Ed infine le grandi manifestazioni di tipo nazionalistico, intensificatesi nel XVI secolo, per celebrare spettacolarmente eventi di primaria importanza per la storia – e talvolta per la stessa sopravvivenza – della Serenissima Repubblica.
Per tutte, ricorderemo quella per la celebrazione della Lega Santissima, l’11 ottobre 1511, formata da Venezia, Papato, Spagna e Inghilterra contro la Francia, mirabile esempio di raffinati giochi diplomatici veneziani che, a distanza di soli due anni dalla rovinosa disfatta ad Agnadello contro la Lega di Cambrai, erano riusciti a ribaltare le alleanze nello scacchiere europeo a danno della Francia.
Un cenno particolare merita infine la processione dogale in Piazza San Marco in occasione della Domenica delle Palme, che apriva i riti della Settimana Santa, riti che si sarebbero conclusi nel pomeriggio della domenica pasquale con l’andata del Doge a San Zaccaria, chiesa che godeva dello jus patronato dogale, a “chieder perdon di colpa e pena”, a noi tramandata grazie alla precisa incisione di Matteo (Mattia) Pagan, datata tra il 1555 e il 1560.
Nella mattina delle Palme un canonico depositava sull’altare maggiore della Basilica alcuni cestini con palme di ulivo artificiali, che sarebbero state, dopo la benedizione, donate al Doge, alla Dogaressa, al primicerio di San Marco e via via agli illustri partecipanti.
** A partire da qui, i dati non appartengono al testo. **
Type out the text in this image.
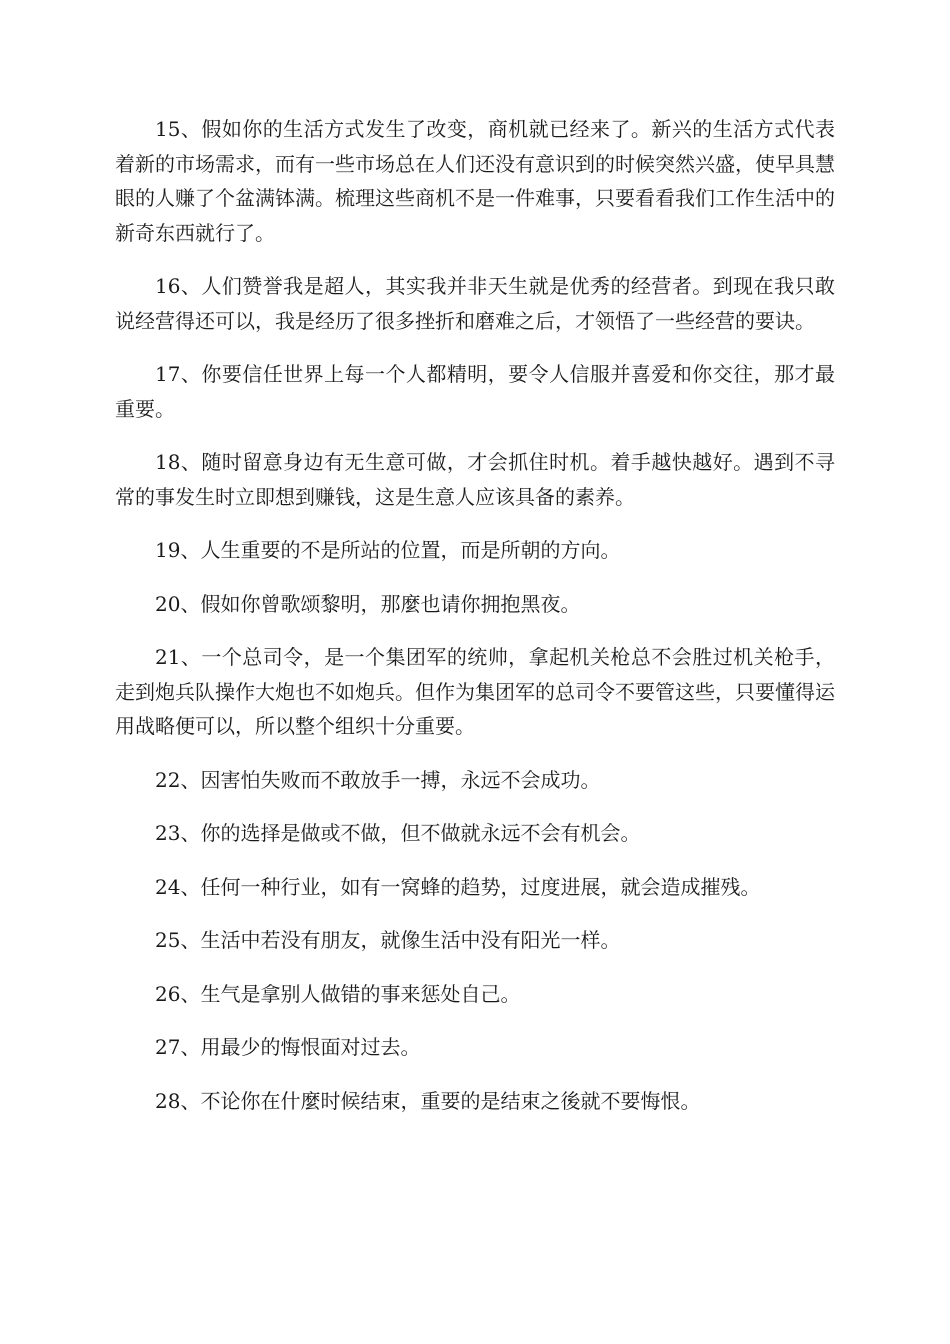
15、假如你的生活方式发生了改变，商机就已经来了。新兴的生活方式代表着新的市场需求，而有一些市场总在人们还没有意识到的时候突然兴盛，使早具慧眼的人赚了个盆满钵满。梳理这些商机不是一件难事，只要看看我们工作生活中的新奇东西就行了。

16、人们赞誉我是超人，其实我并非天生就是优秀的经营者。到现在我只敢说经营得还可以，我是经历了很多挫折和磨难之后，才领悟了一些经营的要诀。

17、你要信任世界上每一个人都精明，要令人信服并喜爱和你交往，那才最重要。

18、随时留意身边有无生意可做，才会抓住时机。着手越快越好。遇到不寻常的事发生时立即想到赚钱，这是生意人应该具备的素养。

19、人生重要的不是所站的位置，而是所朝的方向。

20、假如你曾歌颂黎明，那麼也请你拥抱黑夜。

21、一个总司令，是一个集团军的统帅，拿起机关枪总不会胜过机关枪手，走到炮兵队操作大炮也不如炮兵。但作为集团军的总司令不要管这些，只要懂得运用战略便可以，所以整个组织十分重要。

22、因害怕失败而不敢放手一搏，永远不会成功。

23、你的选择是做或不做，但不做就永远不会有机会。

24、任何一种行业，如有一窝蜂的趋势，过度进展，就会造成摧残。

25、生活中若没有朋友，就像生活中没有阳光一样。

26、生气是拿别人做错的事来惩处自己。

27、用最少的悔恨面对过去。

28、不论你在什麼时候结束，重要的是结束之後就不要悔恨。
Erano in verità palme molto particolari e oltremodo preziose, abilmente create dalle mani delle monache del convento di Sant’Andrea. Quella destinata al Doge, ad esempio, era a forma di piramide, con base triangolare, con un manico dorato riportante il suo stemma dipinto; e le foglie erano in oro, in argento, in seta.
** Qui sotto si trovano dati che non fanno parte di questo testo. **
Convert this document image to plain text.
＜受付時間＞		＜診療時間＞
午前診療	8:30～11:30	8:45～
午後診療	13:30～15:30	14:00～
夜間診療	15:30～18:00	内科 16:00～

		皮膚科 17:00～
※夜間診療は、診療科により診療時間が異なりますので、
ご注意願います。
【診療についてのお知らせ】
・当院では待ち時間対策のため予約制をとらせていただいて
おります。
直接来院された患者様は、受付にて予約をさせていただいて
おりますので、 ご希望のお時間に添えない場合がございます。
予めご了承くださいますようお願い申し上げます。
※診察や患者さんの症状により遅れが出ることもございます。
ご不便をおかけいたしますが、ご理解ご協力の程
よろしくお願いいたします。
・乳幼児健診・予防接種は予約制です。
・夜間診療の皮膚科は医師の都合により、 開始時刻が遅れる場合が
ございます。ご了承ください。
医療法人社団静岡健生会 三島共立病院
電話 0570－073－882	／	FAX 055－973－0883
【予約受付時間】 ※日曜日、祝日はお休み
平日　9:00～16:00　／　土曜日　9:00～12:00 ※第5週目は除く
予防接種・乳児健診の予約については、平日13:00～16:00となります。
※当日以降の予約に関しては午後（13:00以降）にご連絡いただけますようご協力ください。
Solo dopo la benedizione dell’ulivo iniziava la processione con la Santa Croce, e il corteo usciva dalla porta di San Giacomo, attorniato dal popolo festante e reggente rami d’ulivo. Il Doge sostava davanti al portale maggiore della Basilica, ove veniva salutato per tre volte dai cantori che, dalla loggia, intonavano l’inno di San Teodoro, vescovo di Orleans e, per tradizione, primo protettore del Comune Veneciarum, mentre dei sacrestani liberavano varie tipologie di uccelli, anche colombi, zavorrati alle zampe con carte colorate, dette mitre. Resta ovvio che quelli che finivano per posarsi in piazza erano subito catturati dal popolo e avrebbero costituito il piatto forte del loro pranzo di Pasqua. Ai più fortunati sopravvissuti, la Serenissima offriva, per legge, ospitalità in comode casette e dai pubblici granai una distribuzione quotidiana di cibo. Nobile tradizione ai nostri giorni prima ridotta a mero, e redditizio, divertimento per turisti, poi vietata per legge.
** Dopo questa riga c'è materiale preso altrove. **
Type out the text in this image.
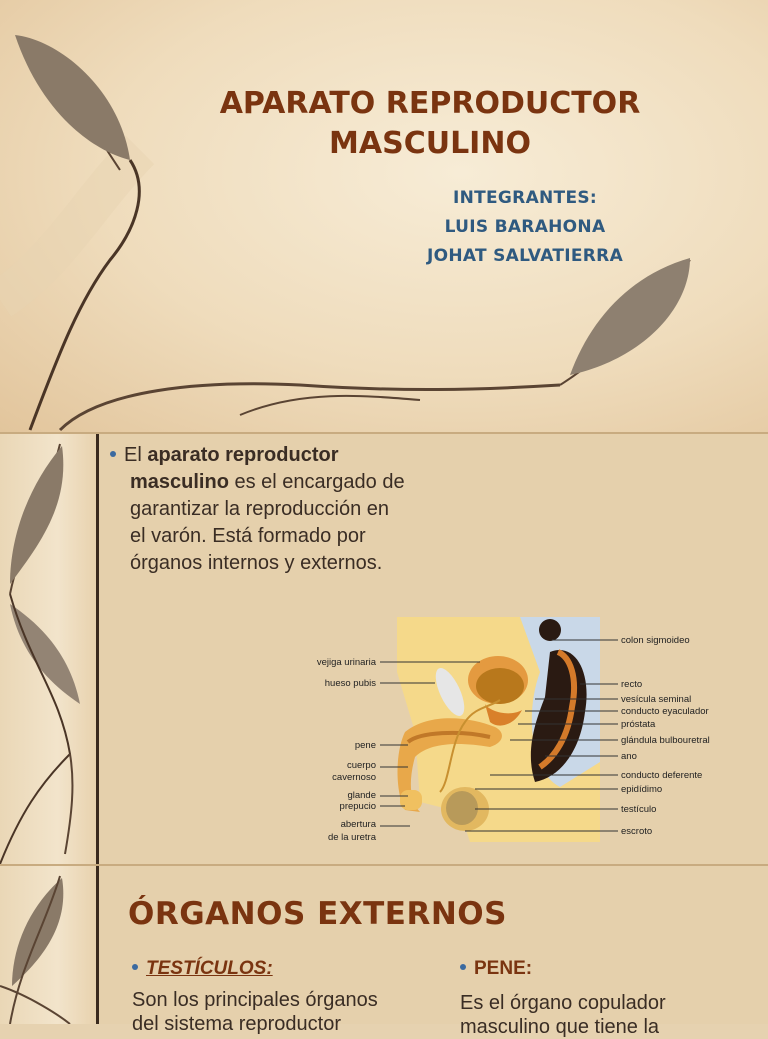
APARATO REPRODUCTOR
MASCULINO
INTEGRANTES:
LUIS BARAHONA
JOHAT SALVATIERRA
El aparato reproductor masculino es el encargado de garantizar la reproducción en el varón. Está formado por órganos internos y externos.
vejiga urinaria
hueso pubis
pene
cuerpo
cavernoso
glande
prepucio
abertura
de la uretra
colon sigmoideo
recto
vesícula seminal
conducto eyaculador
próstata
glándula bulbouretral
ano
conducto deferente
epidídimo
testículo
escroto
ÓRGANOS EXTERNOS
TESTÍCULOS:
Son los principales órganos
del sistema reproductor
PENE:
Es el órgano copulador
masculino que tiene la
Ma la cosa più interessante da notare nell’incisione del Pagan è la grandezza, doppia del normale, della zoja, ovvero il corno usato nell’incoronazione dogale. Portata da uno scudiero sopra una confettiera, era di tessuto color cremisi, adorna di perle e pietre preziose di immenso valore.
Effetto voluto ed intenzionale, proprio perché nell’anno 1555 la zoja fu cambiata ed impreziosita secondo un modello scelto dall’allora Doge Francesco Venier. E tale rimarrà sino al 4 giugno 1797, funesto giorno della sua iconoclastica distruzione.
E Matteo Pagan volle testimoniare e rafforzare visivamente la prima uscita pubblica del rinnovato, e insostituibile, simbolo del potere dogale.
Bibliografia consultata
E. Muir, Il rituale civico a Venezia nel Rinascimento, Roma, 1984.
L. Urban, Processioni e feste dogali, Vicenza, Neri Pozza editore, 1998, in “Cultura popolare veneta”, Collana di studi e ricerche sulla cultura popolare veneta, Regione del Veneto, Nuova Serie, vol. 14.